A fine cascade spilled over the lower part of the slab.
Good flow of water.
Cliffs on the ridgecrest of Mt. Osceola loomed high above.
The lower slab had enough dry, grippy rock to safely climb.
Bluets were blooming along the edge.
I was careful to step only on dry ledge. The wet slabs are slippery as ice.
A narrow dry strip here and then into the woods, to avoid trampling fragile vegetation along the edge.
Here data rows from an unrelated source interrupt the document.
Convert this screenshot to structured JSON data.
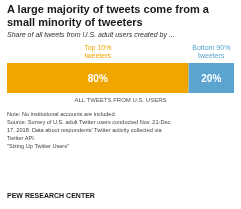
{
  "chart_data": {
    "type": "bar",
    "title": "A large majority of tweets come from a\nsmall minority of tweeters",
    "subtitle": "Share of all tweets from U.S. adult users created by ...",
    "orientation": "horizontal",
    "stacked": true,
    "data_labels": true,
    "tick_labels": false,
    "categories": [
      null
    ],
    "series": [
      {
        "name": "Top 10%\ntweeters",
        "color": "#F0A500",
        "values": [
          80
        ],
        "value_labels": [
          "80%"
        ]
      },
      {
        "name": "Bottom 90%\ntweeters",
        "color": "#5BA4CF",
        "values": [
          20
        ],
        "value_labels": [
          "20%"
        ]
      }
    ],
    "xlim": [
      0,
      100
    ],
    "x_label": "ALL TWEETS FROM U.S. USERS",
    "notes": [
      "Note:  No institutional accounts are included.",
      "Source: Survey of U.S. adult Twitter users conducted Nov. 21-Dec.",
      "17, 2018. Data about respondents' Twitter activity collected via",
      "Twitter API.",
      "\"Sizing Up Twitter Users\""
    ],
    "footer": "PEW RESEARCH CENTER"
  }
}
The cascades on the big upper slab visible above.
I popped back out on a dry and comfortable ledge perch at the top of the lower slab.
Labrador Tea is among the plant life along the fringe of the slide.
A cascade and pool behind the perch.
From the top of the cascade, a view up more cascades on the lower part of the big slab.
The woods are very dense on the steep slope alongside the big slab.
This part of the slide is essentially unclimbable when wet.
Emerging at a view spot higher up, looking out to Flat Mountain North and Sandwich Dome beyond the village of Waterville Valley.
An impressive scene of ledge and falling water.
After more tussling with the scrub, I found a little dry ledge perch high on the slide.
Many shelves of granite.
Step out here at your peril.
Beautiful tufts of grass or sedge adorn the center of the slide.
Zoom on Sandwich Dome and Waterville Valley.
Looking across near the top of the slide.
Type 2 fun descending the ridge between the slides.
Slow going with uncertain footing.
It took a while to get across to the eastern slide, a narrow gravelly gouge.
A powerful surge came through here during Hurricane Carol.
Descending this open corridor was heavenly compared to the thick growth and treacherous turf on the adjacent ridge.
More gouging down near the bottom. Once at the confluence of the slide tracks, I whacked back up to the old sled road for the long prickly walk out.